From the idea of ‘swirls’, I found several architecture examples related to this concept.

But the most fascinating one was again, Zaha Hadid’s. This picture features her Chamber Music Hall, designed specially for performances of Johann Sebastian Bach’s music. Hadid stated that “The design enhances the multiplicity of Bach’s work through a coherent integration of formal and structural logic. A single continuous ribbon of fabric swirls around itself, creating layered spaces to cocoon the performers and audience with in an intimate fluid space”. The concept of continuity intrigued me to develop my models further. So I decided to further enhance the twists of the model I made based on the butterfly flight process which I observed, and join the ends together to enhance the fluidity of the design and give it a continuous impression.

Final Concept Front


Back Left






Reflection – Module One

The first module of this subject is extremely challenging and intimidating for me. Challenging because abstraction is not something I’m familiar with and as time passes, I discover that abstraction is not an easy thing to achieve as our minds tend to think representatively. It is also intimidating because I have no experiences with digital modelling whatsoever, and the end product and work in progress that this subject expected of me seem impossible to achieve.
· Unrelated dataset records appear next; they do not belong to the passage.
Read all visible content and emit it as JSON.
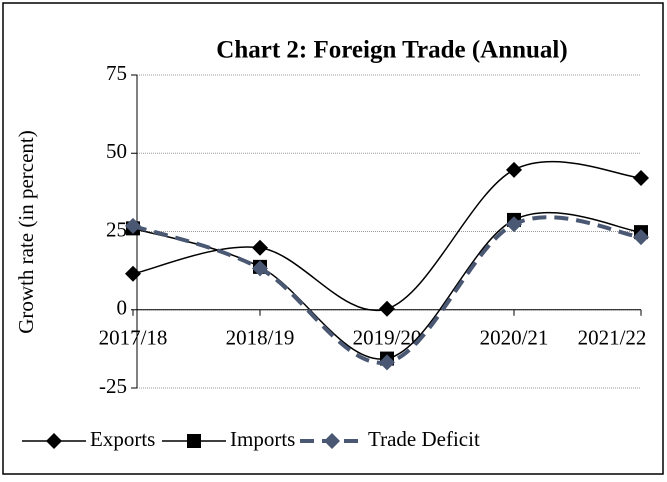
{
  "chart_data": {
    "type": "line",
    "title": "Chart 2: Foreign Trade (Annual)",
    "y_label": "Growth rate (in percent)",
    "categories": [
      "2017/18",
      "2018/19",
      "2019/20",
      "2020/21",
      "2021/22"
    ],
    "series": [
      {
        "name": "Exports",
        "color": "#000000",
        "marker": "diamond",
        "dashed": false,
        "values": [
          11.5,
          19.8,
          0.3,
          44.7,
          42.1
        ]
      },
      {
        "name": "Imports",
        "color": "#000000",
        "marker": "square",
        "dashed": false,
        "values": [
          26,
          13.7,
          -15.6,
          28.7,
          24.8
        ]
      },
      {
        "name": "Trade Deficit",
        "color": "#4a5873",
        "marker": "diamond",
        "dashed": true,
        "values": [
          26.8,
          13.2,
          -16.8,
          27.3,
          23.2
        ]
      }
    ],
    "ylim": [
      -25,
      75
    ],
    "yticks": [
      -25,
      0,
      25,
      50,
      75
    ],
    "grid": true,
    "legend": "bottom"
  }
}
However, this module has teaches me a very valuable lesson; and that is how to achieve abstraction from shapes and forms that are already there and think critically instead of accepting things the way they are. I also gained better understanding regarding the initial objectives of this subject, and that is to look at things from different angles through digital means such as infographics, image alteration, etc. The work process that I went through in module one also raises my expectations of myself for subsequent modules. I spent many sleepless nights doing this module, and for the next modules, I hope to increase my work pace and productivity so that I can get things done sooner and get more feedbacks to improve the decisions I’ve made and the forms that I have came up with.